Notebook benchmarks GRN inference using CellOracle on toy GRN data.

Library imports#

from tqdm import tqdm

import numpy as np
import pandas as pd

import celloracle as co

from rgv_tools import DATA_DIR
from rgv_tools.benchmarking import get_data_subset, get_grn_auroc
from rgv_tools.core import read_as_dask

Constants#

DATASET = "toy_grn"
SAVE_DATA = True
if SAVE_DATA:
    (DATA_DIR / DATASET / "results").mkdir(parents=True, exist_ok=True)

Function definitions#

Data loading#

adata = read_as_dask(store=DATA_DIR / DATASET / "raw" / "adata.zarr", layers=[])
adata

Velocity pipeline#

grn_correlation = []

for dataset in tqdm(adata.obs["dataset"].cat.categories):
    adata_subset = get_data_subset(adata=adata, column="dataset", group=dataset, uns_keys=["true_K"])

    base_grn = np.ones((adata_subset.n_vars, adata_subset.n_vars))
    base_grn = pd.DataFrame(base_grn, columns=adata_subset.var_names)
    base_grn["peak_id"] = adata_subset.var_names.str.replace("gene", "peak")
    base_grn["gene_short_name"] = adata_subset.var_names
    base_grn = base_grn[["peak_id", "gene_short_name"] + adata_subset.var_names.to_list()]

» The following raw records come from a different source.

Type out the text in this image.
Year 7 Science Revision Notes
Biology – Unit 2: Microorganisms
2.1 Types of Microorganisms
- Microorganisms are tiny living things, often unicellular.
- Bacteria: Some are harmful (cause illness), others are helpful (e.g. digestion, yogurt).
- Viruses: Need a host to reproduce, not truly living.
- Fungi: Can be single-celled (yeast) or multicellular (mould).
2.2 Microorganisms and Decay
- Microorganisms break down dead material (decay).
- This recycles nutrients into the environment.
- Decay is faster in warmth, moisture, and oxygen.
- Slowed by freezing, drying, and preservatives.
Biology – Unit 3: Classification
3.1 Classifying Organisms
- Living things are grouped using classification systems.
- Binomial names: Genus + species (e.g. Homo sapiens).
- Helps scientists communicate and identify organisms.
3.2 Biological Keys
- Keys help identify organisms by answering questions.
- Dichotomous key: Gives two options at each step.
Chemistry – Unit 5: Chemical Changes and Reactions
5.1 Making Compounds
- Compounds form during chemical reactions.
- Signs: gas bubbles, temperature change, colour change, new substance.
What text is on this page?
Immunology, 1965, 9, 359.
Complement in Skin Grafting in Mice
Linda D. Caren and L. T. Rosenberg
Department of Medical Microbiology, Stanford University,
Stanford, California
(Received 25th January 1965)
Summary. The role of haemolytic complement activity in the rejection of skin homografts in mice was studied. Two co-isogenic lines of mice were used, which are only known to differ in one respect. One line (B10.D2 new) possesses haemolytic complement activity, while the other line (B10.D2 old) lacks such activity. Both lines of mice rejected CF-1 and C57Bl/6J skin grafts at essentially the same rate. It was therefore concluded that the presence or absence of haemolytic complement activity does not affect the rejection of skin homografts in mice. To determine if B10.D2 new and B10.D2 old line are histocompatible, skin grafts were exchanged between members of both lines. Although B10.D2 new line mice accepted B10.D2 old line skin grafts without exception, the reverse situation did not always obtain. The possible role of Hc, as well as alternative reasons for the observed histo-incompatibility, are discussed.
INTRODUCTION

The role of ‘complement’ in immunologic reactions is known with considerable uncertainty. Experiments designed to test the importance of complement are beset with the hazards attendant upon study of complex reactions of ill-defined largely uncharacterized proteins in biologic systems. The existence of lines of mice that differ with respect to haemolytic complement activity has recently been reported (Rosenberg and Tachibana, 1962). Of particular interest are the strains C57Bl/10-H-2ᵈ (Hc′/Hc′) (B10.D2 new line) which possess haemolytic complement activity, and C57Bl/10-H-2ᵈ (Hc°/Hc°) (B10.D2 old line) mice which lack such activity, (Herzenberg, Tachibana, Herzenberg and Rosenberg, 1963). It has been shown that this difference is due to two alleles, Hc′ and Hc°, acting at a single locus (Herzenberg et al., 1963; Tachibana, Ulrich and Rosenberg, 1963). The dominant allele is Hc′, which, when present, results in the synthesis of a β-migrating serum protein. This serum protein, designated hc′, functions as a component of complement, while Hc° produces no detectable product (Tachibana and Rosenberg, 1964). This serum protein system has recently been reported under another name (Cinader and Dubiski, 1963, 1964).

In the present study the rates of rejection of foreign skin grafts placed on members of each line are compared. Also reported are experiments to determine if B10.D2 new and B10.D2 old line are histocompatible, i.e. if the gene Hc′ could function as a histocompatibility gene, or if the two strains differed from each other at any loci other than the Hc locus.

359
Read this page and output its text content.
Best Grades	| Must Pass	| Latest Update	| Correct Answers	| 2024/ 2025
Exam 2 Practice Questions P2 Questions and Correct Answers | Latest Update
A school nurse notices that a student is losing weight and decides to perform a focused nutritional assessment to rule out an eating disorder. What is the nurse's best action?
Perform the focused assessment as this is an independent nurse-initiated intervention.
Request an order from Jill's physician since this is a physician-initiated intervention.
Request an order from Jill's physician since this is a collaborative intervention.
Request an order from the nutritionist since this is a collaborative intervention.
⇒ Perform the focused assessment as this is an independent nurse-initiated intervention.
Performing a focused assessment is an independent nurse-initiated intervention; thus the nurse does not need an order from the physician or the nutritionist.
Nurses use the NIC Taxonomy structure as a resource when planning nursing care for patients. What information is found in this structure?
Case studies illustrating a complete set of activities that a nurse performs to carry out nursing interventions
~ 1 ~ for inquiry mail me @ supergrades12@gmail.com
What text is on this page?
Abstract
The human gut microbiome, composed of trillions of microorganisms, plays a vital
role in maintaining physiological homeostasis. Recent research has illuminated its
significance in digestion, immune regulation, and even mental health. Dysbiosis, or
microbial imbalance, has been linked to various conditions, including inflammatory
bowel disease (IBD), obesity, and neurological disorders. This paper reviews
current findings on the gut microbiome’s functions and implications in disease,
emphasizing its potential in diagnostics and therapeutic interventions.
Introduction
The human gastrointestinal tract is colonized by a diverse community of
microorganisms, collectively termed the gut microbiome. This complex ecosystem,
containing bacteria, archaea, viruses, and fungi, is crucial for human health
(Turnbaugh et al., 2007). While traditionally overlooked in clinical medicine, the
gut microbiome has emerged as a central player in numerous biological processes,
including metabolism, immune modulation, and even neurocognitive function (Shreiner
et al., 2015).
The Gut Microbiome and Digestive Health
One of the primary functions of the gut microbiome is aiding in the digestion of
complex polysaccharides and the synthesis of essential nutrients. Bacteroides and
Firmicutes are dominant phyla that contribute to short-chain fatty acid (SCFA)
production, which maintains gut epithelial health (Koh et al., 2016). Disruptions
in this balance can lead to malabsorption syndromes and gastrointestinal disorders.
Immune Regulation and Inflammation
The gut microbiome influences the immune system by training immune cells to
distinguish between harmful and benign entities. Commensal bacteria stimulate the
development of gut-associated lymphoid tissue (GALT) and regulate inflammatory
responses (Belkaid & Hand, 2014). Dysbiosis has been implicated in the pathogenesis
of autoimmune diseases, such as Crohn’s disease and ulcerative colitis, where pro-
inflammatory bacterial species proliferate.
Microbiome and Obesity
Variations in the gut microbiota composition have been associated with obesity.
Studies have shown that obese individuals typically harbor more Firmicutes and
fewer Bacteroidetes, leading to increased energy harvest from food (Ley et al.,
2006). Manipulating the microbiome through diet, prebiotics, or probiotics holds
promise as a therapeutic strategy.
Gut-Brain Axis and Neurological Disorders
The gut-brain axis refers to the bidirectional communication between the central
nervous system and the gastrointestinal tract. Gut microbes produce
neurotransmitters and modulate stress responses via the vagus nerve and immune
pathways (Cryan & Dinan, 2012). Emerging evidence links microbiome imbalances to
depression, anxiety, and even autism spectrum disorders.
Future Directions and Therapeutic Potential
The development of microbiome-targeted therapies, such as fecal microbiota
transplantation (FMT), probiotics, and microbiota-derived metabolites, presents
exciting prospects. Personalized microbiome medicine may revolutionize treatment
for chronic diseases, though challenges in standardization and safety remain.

    net = co.Net(gene_expression_matrix=adata_subset.to_df(), TFinfo_matrix=base_grn, verbose=False)
    net.fit_All_genes(bagging_number=100, alpha=1, verbose=False)
    net.updateLinkList(verbose=False)

    grn_estimate = pd.pivot(net.linkList[["source", "target", "coef_mean"]], index="target", columns="source")
    grn_estimate = grn_estimate.fillna(0).abs().values

    grn_correlation.append(get_grn_auroc(ground_truth=adata_subset.uns["true_K"], estimated=grn_estimate))

Data saving#

if SAVE_DATA:
    pd.DataFrame({"grn": grn_correlation}).to_parquet(
        path=DATA_DIR / DATASET / "results" / "celloracle_correlation.parquet"
    )